1. Building a custom IDP (in-house) requires recruiting, hiring and retaining a lot of hard-to-find Kubernetes and cloud native experts to build the foundational framework - and then maintain/upgrade it, going forward. 

  • Building "it" in house  requires intense expertise and experience to-do-it-right-the-first time-around. Can you afford to spend another 2 years trying-it-again?

  • Consider also the unintended consequences of business outcomes when you build-it-wrong or not fast enough.

  • Prepare for using Kubernetes in-production (day-2), and plan for making it easy to troubleshoot and remediate problems. 

2. Buying a commercial platform engineering/IDP solution off-the-shelf still requires the enterprise to hire and retain experts to operate and customize it. 

  • The solution may lack an easy way to deal with customizations. So your internal teams need to be prepared to build and support your customizations, which may (or may not) incur a steep learning curve.

  • Be sure to add corporate guidance/guardrails to avoid increase in both spend and unwanted and unexpected costs in cloud services.

3. Using a platform engineering framework/IDP that is cloud native and comes with a pre-integrated foundational stack of OSS/cloud native tools and best-practices, like GitOps and multi-cluster networking. 

  • A ready-to-use solution can provide you with the jumpstart you need to help you avoid wasting 2+ years reinventing the wheel. 

  • Your team gets the enterprise support they need to easily extend the solution.

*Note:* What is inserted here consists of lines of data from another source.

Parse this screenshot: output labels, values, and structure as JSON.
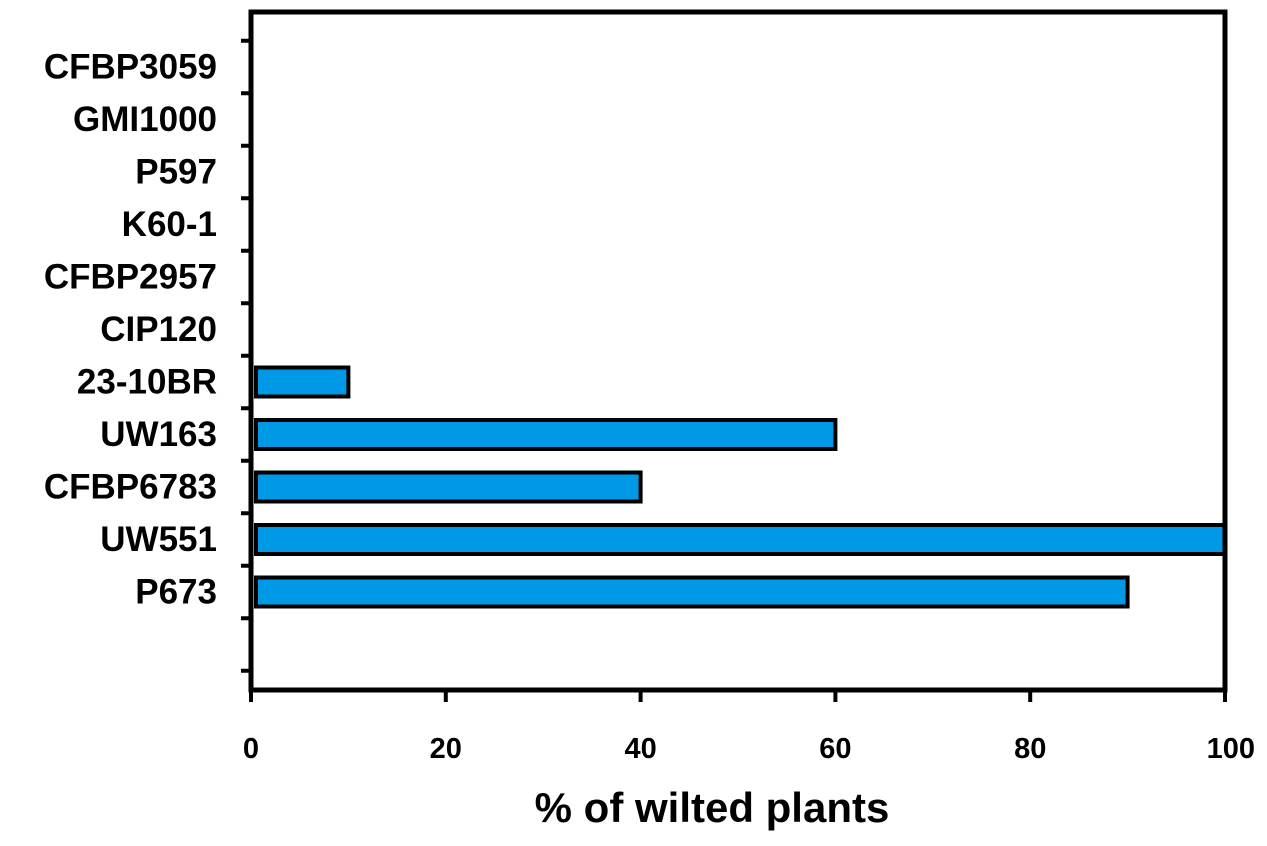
{
  "chart_data": {
    "type": "bar",
    "orientation": "horizontal",
    "title": "",
    "xlabel": "% of wilted plants",
    "ylabel": "",
    "categories": [
      "CFBP3059",
      "GMI1000",
      "P597",
      "K60-1",
      "CFBP2957",
      "CIP120",
      "23-10BR",
      "UW163",
      "CFBP6783",
      "UW551",
      "P673"
    ],
    "values": [
      0,
      0,
      0,
      0,
      0,
      0,
      10,
      60,
      40,
      100,
      90
    ],
    "xlim": [
      0,
      100
    ],
    "xticks": [
      "0",
      "20",
      "40",
      "60",
      "80",
      "100"
    ],
    "grid": false,
    "legend": "none",
    "bar_color": "#0099E6",
    "edge_color": "#000000"
  }
}
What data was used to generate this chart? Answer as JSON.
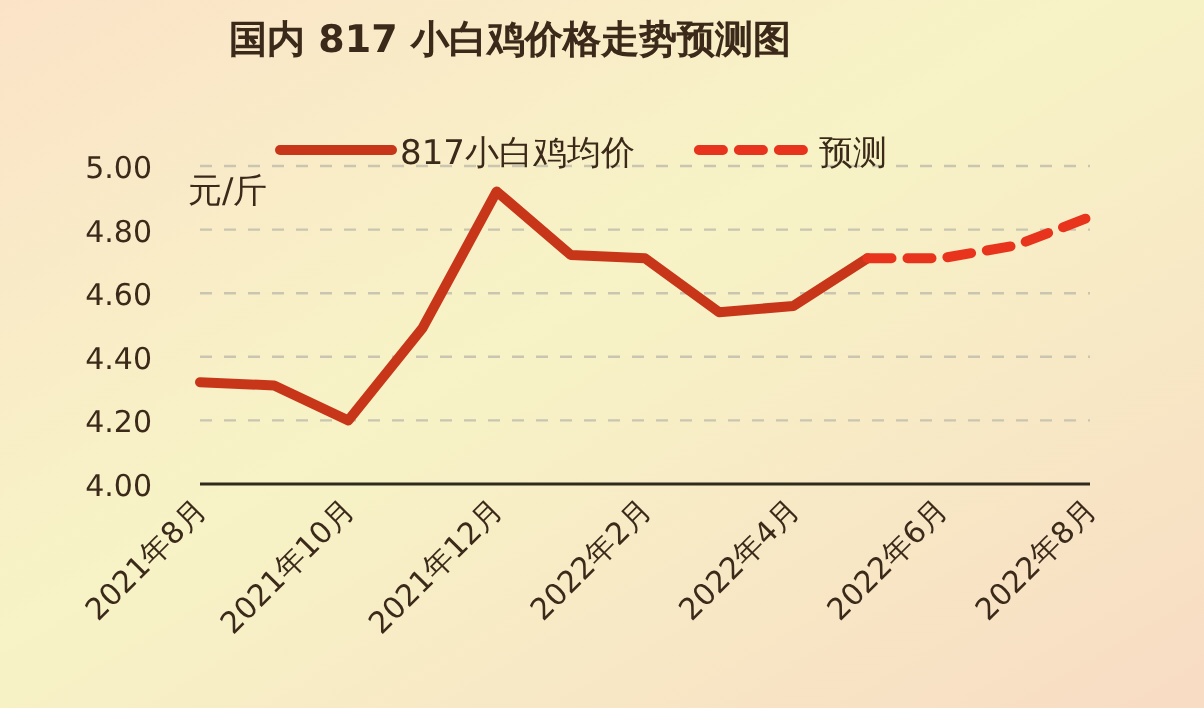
{
  "chart_data": {
    "type": "line",
    "title": "国内 817 小白鸡价格走势预测图",
    "ylabel": "元/斤",
    "categories": [
      "2021年8月",
      null,
      "2021年10月",
      null,
      "2021年12月",
      null,
      "2022年2月",
      null,
      "2022年4月",
      null,
      "2022年6月",
      null,
      "2022年8月"
    ],
    "series": [
      {
        "name": "817小白鸡均价",
        "color": "#c8361a",
        "line_style": "solid",
        "values": [
          4.32,
          4.31,
          4.2,
          4.49,
          4.92,
          4.72,
          4.71,
          4.54,
          4.56,
          4.71,
          null,
          null,
          null
        ]
      },
      {
        "name": "预测",
        "color": "#e8341c",
        "line_style": "dashed",
        "values": [
          null,
          null,
          null,
          null,
          null,
          null,
          null,
          null,
          null,
          4.71,
          4.71,
          4.75,
          4.84
        ]
      }
    ],
    "ylim": [
      4.0,
      5.0
    ],
    "yticks": [
      {
        "value": 4.0,
        "label": "4.00"
      },
      {
        "value": 4.2,
        "label": "4.20"
      },
      {
        "value": 4.4,
        "label": "4.40"
      },
      {
        "value": 4.6,
        "label": "4.60"
      },
      {
        "value": 4.8,
        "label": "4.80"
      },
      {
        "value": 5.0,
        "label": "5.00"
      }
    ],
    "grid": "y",
    "legend": "top",
    "marker": "none"
  }
}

Yes, ease of extendability is a must-have. 

  • Consider strategic initiatives, such as AI, multi-cluster/cloud. It will dictate the need for GitOps and multi-cluster/cloud networking.

Learn more about KAOPS powered by Nethopper. It fits well in this category with its friendly UI, unified dashboard, and integrated stack of open source/cloud native software, out of the box. With KAOPS, your Junior developers/engineers can, for instance, start optimizing your support for cloud-mandated Kubernetes upgrades and app dependencies. It's that simple.

Nethopper KAOPS Platform Engineering Framework (Layer-3) Helps You Control, Manage and Upgrade Any (Layer-2) Kubernetes Clusters, in Any (Layer-1) Private/Public Cloud.

Kubernetes: The Road Ahead

The sentiment among industry professionals, according to theCUBE speakers, suggests that there is still work to be done in simplifying and unifying IT environments. 

The perception is that the Kubernetes stack is too complex, and there is a need for further simplification to address this challenge. 

This indicates an ongoing effort to streamline the technology landscape and make it more accessible and manageable for organizations.

The goal of platform engineering framework/IDP is to streamline the application delivery/deployment process in a way that reduces or eliminates infrastructure concerns - and accelerates time to innovation/revenue. 

In this brave new world of AI (which is not addressed here), enterprise platform and DevOps teams need to get their Kubernetes management and operations right, because AI innovation is knocking at the door. 

Here is a glimpse of a use case by GigaOm's Chester Conforte: 

"The benefits of using Kubernetes at the edge include not only improved business agility but also the ability to rapidly deploy and scale applications in response to changing demands. 

GigaOm says that the AI-enabled edge is a prime example of how edge Kubernetes can be the toolchain to enable business agility from development to staging to production all the way out to remote locations.

In sum, Kubernetes may be getting "boring," but platform engineering/IDP is hot. It is the missing piece capable of helping enterprise organizations realize the full potential of Kubernetes now, and beyond.